Jornada ao Fim
Nossos corpos se tocavam, como o ar toca as folhas de uma árvore ao vento. Nossos olhares se cruzavam vez ou outra; uma par mirando compreensão, carinho e amor, o outro mirando raiva, pré-ocupações e vazio.
Nossas palavras cruzavam o ar, quebravam o silêncio, no início emanando conforto e descanso, depois desacordo, depois confronto, depois nada.
Continuei nos empurrando, de novo, e de novo, e de novo, para mais perto do abismo, enquanto observava, distante do palco, minhas ações.
Havia me separado, há muito, de mim mesmo. Já não reconheci, controlei, e menos ainda vivenciei a casca vazia na qual me tornei, e que destruíra o que eu tinha e o que eu era enquanto meu eu real, constante produto final do meu tempo de vida e manifestação corporal da minha aura, dormia em forma de pó.

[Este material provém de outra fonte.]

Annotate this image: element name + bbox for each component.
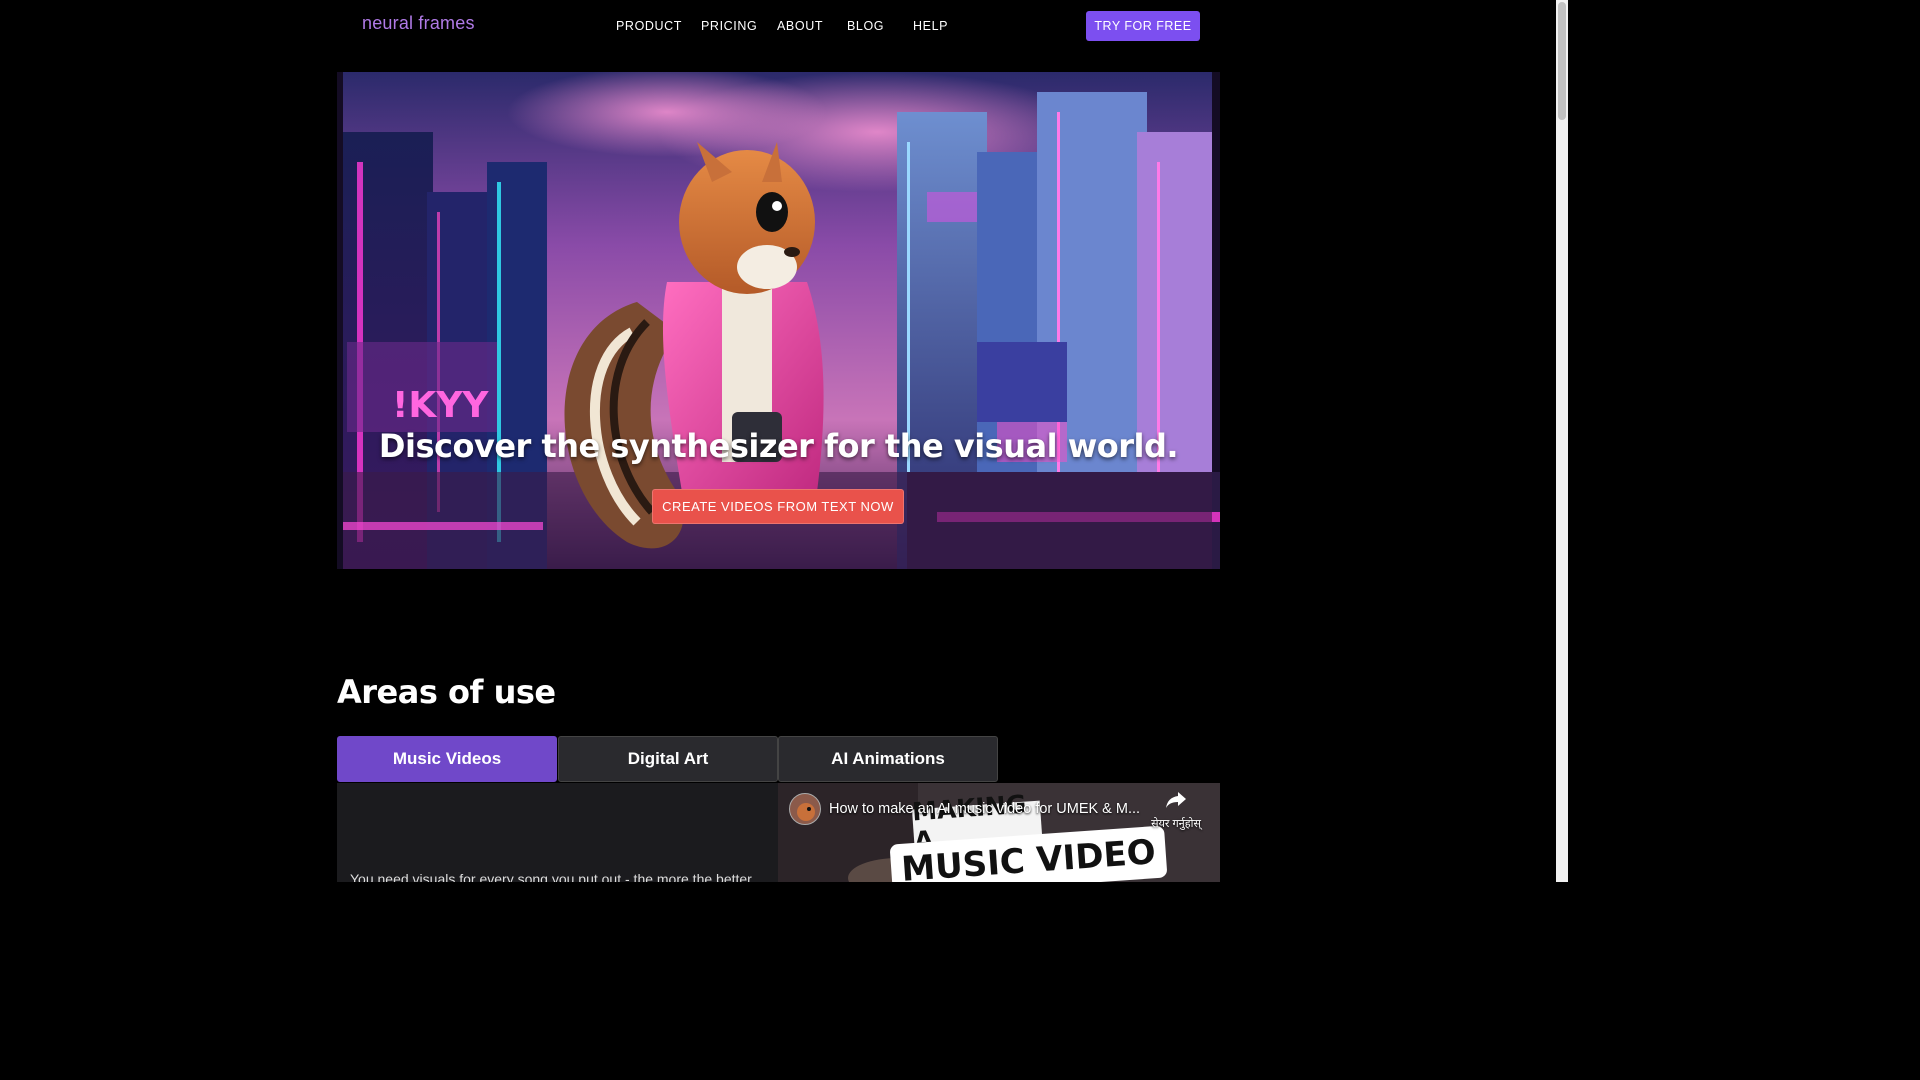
nav-product[interactable]: PRODUCT [616, 19, 682, 33]
create-videos-button[interactable]: CREATE VIDEOS FROM TEXT NOW [652, 489, 904, 524]
hero-banner: !KYY Discover the synthesizer for the vi… [337, 72, 1220, 569]
video-title[interactable]: How to make an AI music video for UMEK &… [829, 801, 1140, 817]
svg-text:!KYY: !KYY [392, 385, 489, 426]
nav-help[interactable]: HELP [913, 19, 948, 33]
tab-panel: You need visuals for every song you put … [337, 783, 778, 882]
nav-about[interactable]: ABOUT [777, 19, 823, 33]
video-embed[interactable]: MAKING A MUSIC VIDEO How to make an AI m… [778, 783, 1220, 882]
tab-digital-art[interactable]: Digital Art [558, 736, 778, 782]
tab-ai-animations[interactable]: AI Animations [778, 736, 998, 782]
main-nav: PRODUCT PRICING ABOUT BLOG HELP [0, 19, 1556, 35]
area-description: You need visuals for every song you put … [350, 871, 755, 882]
hero-title: Discover the synthesizer for the visual … [378, 427, 1179, 465]
share-icon [1166, 792, 1186, 808]
channel-avatar[interactable] [789, 793, 821, 825]
nav-blog[interactable]: BLOG [847, 19, 884, 33]
scrollbar-thumb[interactable] [1558, 2, 1566, 120]
share-label: सेयर गर्नुहोस् [1151, 818, 1201, 830]
areas-title: Areas of use [337, 673, 556, 711]
page-scrollbar[interactable] [1556, 0, 1568, 882]
nav-pricing[interactable]: PRICING [701, 19, 757, 33]
tab-music-videos[interactable]: Music Videos [337, 736, 557, 782]
try-for-free-button[interactable]: TRY FOR FREE [1086, 11, 1200, 41]
share-button[interactable]: सेयर गर्नुहोस् [1148, 791, 1204, 831]
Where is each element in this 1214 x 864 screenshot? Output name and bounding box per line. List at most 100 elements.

A pulverização da personalidade chamou para a festa a postura mental do vazio, e esta segunda transformou em vazio as relações e as vivencias. Após os efeitos do tempo, as relações não mais se relacionavam, e as vivencias não mais eram vividas; as palavras não eram ouvidas, os olhares não eram vistos, as pessoas não eram carne e osso, eu não era mente e alma, e as ações não eram o agir.
Perdido de mim, andei apenas pelo tempo - e nem mesmo este vivenciei - me tornando o que desprezo e quebrando o que amo.
Ao fim da caminhada me observei sacrificando a mim mesmo ao Deus Nada, e sendo absorvido, como recompensa, à dimensão deste.
No início havia conforto, depois desacordo, depois confronto, depois nada.
Quando retornei ao mundo do Ser, este havia se tornado aquele. Me sobrara apenas o que me observei, sem me atentar, perseguindo. Estive ciente das minhas ações durante a jornada, como criatura alheia ao meu corpo, minha história, meus sentimentos, e minhas ações; com uma máscara, em seu lugar por tanto tempo que se cola ao rosto, e acreditei ser o terceiro que vi no espelho.
O vazio recipiente rastejante foi preenchido pelo calor escaldante das chamas da consciência frente às próprias ações, sem emitir luz, sem qualquer brilho que justificaria a dor ao iluminar a escuridão.
No fim, havia nada.
Agora a máscara de cerâmica pregada ao rosto espalha seus estilhaços pelo chão. Seus cacos pontiagudos de remorso cortam as veias e os músculos dos pés que me sustentam.
A vida que observei distante e o não-indivíduo que fui são agora escombros quebrados e tóxicos.
Cabe apenas a mim limpar as feridas dos pés, construir as ferramentas, limpar a bagunça e reconstruir, enquanto as toxinas do passado aos pedaços ainda circulam no meu sangue, distorcendo pensamento e vontade.